I have an ongoing fraction-positive crusade with my older pupils. Embrace

the fraction! Learn to love it, and it will be your bosom friend. I'm not sure

what it is about fractions that frighten and intimidate, but they do, and while

calculator created decimals might seem nicer, they aren't. Decimals can be

messy, tricky, inexact creatures that can get a person in trouble.

At it's base, a fraction is simple: The bottom (denominator) number tells you

how many pieces you've cut your item (cookie, pie, cake) into, and the

top number (numerator) tells you how many of those pieces you have.

Sure, there are rules about adding/subtracting, multiplication, and division,

but there is just so much you can do with a fraction!

In the hands-on, visually driven world of Common Core, fractions are

introduced using egg cartons and clocks. Why? Well, they are comfortable

items most children have seen, they are cheap, and they contain units of twelve.

Twelve is a very friendly number when it comes to fractions and

equivalent fractions (different looking fractions which have the same value).

(This blog post is part of an on-going effort to given parents an understanding

of how mathematical elements are being taught currently.)

To start, we'll practice dividing a dozen eggs into equal parts.

Here they've been divided into two equal parts (or halves):

Three equal parts, or thirds:

Four equal parts, or fourths:

Six equal parts, or sixths:

And twelve equal parts, or twelfths:

Now, you'll notice that I've skipped, 5ths, 7ths, 8ths, etc.

That's because 12 can't be evenly divided into those parts.

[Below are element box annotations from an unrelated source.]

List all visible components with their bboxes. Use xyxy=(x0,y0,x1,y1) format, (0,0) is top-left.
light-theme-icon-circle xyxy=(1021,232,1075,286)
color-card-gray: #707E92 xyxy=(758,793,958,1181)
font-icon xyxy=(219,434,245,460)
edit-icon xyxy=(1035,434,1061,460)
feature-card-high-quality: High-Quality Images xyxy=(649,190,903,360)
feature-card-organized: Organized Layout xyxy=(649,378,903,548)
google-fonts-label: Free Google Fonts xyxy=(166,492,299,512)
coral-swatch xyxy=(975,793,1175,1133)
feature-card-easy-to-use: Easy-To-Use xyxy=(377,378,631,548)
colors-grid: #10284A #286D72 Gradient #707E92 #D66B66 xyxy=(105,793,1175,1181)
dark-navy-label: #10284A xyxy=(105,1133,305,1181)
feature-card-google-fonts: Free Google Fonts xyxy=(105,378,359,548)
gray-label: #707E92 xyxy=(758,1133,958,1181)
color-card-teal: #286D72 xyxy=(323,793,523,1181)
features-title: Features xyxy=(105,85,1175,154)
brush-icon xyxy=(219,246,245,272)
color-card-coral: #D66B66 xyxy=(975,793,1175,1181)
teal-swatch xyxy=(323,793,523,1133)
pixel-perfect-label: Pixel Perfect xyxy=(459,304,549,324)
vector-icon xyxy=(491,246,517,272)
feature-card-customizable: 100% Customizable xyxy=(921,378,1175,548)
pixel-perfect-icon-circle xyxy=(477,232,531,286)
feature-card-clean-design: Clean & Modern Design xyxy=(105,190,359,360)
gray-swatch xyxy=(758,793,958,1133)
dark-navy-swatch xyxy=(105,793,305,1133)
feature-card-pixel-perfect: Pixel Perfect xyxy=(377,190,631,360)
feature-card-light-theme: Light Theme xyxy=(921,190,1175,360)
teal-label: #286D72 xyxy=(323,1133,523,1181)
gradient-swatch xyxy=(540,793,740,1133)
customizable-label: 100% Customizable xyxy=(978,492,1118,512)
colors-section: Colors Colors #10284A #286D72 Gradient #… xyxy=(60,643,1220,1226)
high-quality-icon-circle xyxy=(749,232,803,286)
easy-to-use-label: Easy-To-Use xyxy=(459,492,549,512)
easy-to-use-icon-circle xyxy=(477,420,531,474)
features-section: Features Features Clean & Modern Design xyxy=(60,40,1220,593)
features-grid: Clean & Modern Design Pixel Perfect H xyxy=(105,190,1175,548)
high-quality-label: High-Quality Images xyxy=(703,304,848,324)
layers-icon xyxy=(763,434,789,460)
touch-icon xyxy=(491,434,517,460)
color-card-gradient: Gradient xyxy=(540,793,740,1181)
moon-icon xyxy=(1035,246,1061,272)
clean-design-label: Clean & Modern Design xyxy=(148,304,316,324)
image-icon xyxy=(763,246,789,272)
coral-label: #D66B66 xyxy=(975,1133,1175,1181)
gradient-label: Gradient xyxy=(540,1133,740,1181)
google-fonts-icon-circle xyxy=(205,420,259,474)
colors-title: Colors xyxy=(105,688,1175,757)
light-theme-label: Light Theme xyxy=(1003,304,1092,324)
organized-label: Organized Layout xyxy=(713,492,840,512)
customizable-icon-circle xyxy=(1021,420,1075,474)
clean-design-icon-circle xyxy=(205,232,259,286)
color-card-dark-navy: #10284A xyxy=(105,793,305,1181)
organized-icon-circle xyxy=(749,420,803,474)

Once students can recognize the shape of the different fractions,

we can start playing with equivalent fractions.

The fraction 1/2...

is the same as 2/4.

Or 3/6.

When I work with my students, I often use legos, instead of

eggs. I have more freedom to use fractions not included

in the family of twelve (Hello, 8ths!). Also, they take up less

space, and all of my students like playing with legos. And, I have

bricks that are set units, so it is easier to pick up 1/2 and hold it in

my hand and manipulate it. It's also easier to show that 1/3 and

1/4 are different sizes, so I can't directly add them.

Here I'm using the same basic set up of twelve as the

egg carton, but I've expanded how I've represented the fractions.

Halves:

Thirds:

Fourths:

Sixths:

and twelfths:

Now, what else can I do with this model?

I can add fractions. I can take a 1/4 piece and show that

if I'm going to add it to a 1/3 piece, I need to break both

sections into twelfths to do it. Once I do that, I would

have 7/12 for an answer. Similarly, subtraction can be

introduced this way.

We can also explore the idea that 1/4 of 12 is 3. Or that

5/6 of 12 is 10. To do this, I count the eggs or the pips (the

circles on top of the legos) contained in each fraction.

Improper fractions (where the numerator is larger than the

denominator) and their relationship with mixed numbers

(whole numbers with fractions) are also easy to manipulate

with this modeling.

This method can also be used with clock faces, as they are

conveniently divided into twelfths. That pathway opens up

pie shaped graphs, geometric elements, and time work.

I find that my students really like this method of fraction

manipulation and exploration. It works for most of them.

They have a deep understanding of why you need common

denominators to add, and how a single fraction can have

multiple representations. There is often a stumbling point about

why 1/4 is 3 eggs, and 1/3 is 4 eggs (out of twelve), but we sort

that out.

Down sides?

My main complaint with this model (and with many other

visual based methods) is that I wish the mathematical

part of fractions was more integrated. Most of my 4th and 5th

grade students memorize the equivalent fractions in an egg carton.

They don't actually know how to mathematically reduce fractions.

Their knowledge of fractions is tied directly to the fraction families

you can make in a base of 12. If you give them 8ths, they don't

know what to do. Do they have a "deep understanding"? Yes.

But without the numerically driven (non-model) base, it isn't

as flexible as it needs to be. In my experience, this void isn't

addressed effectively in 5th grade, and then in 6th grade I have

students who want to draw fraction out in a model. None of

my high school students (those who fear fractions, and turn

to decimals as their (faulty) saviors) had the complete Common

Core base. It will be interesting to see if the students who

grow up completely immersed in Common Core, and who

have that model based knowledge at their heart, are more

comfortable with fractions. I hope so.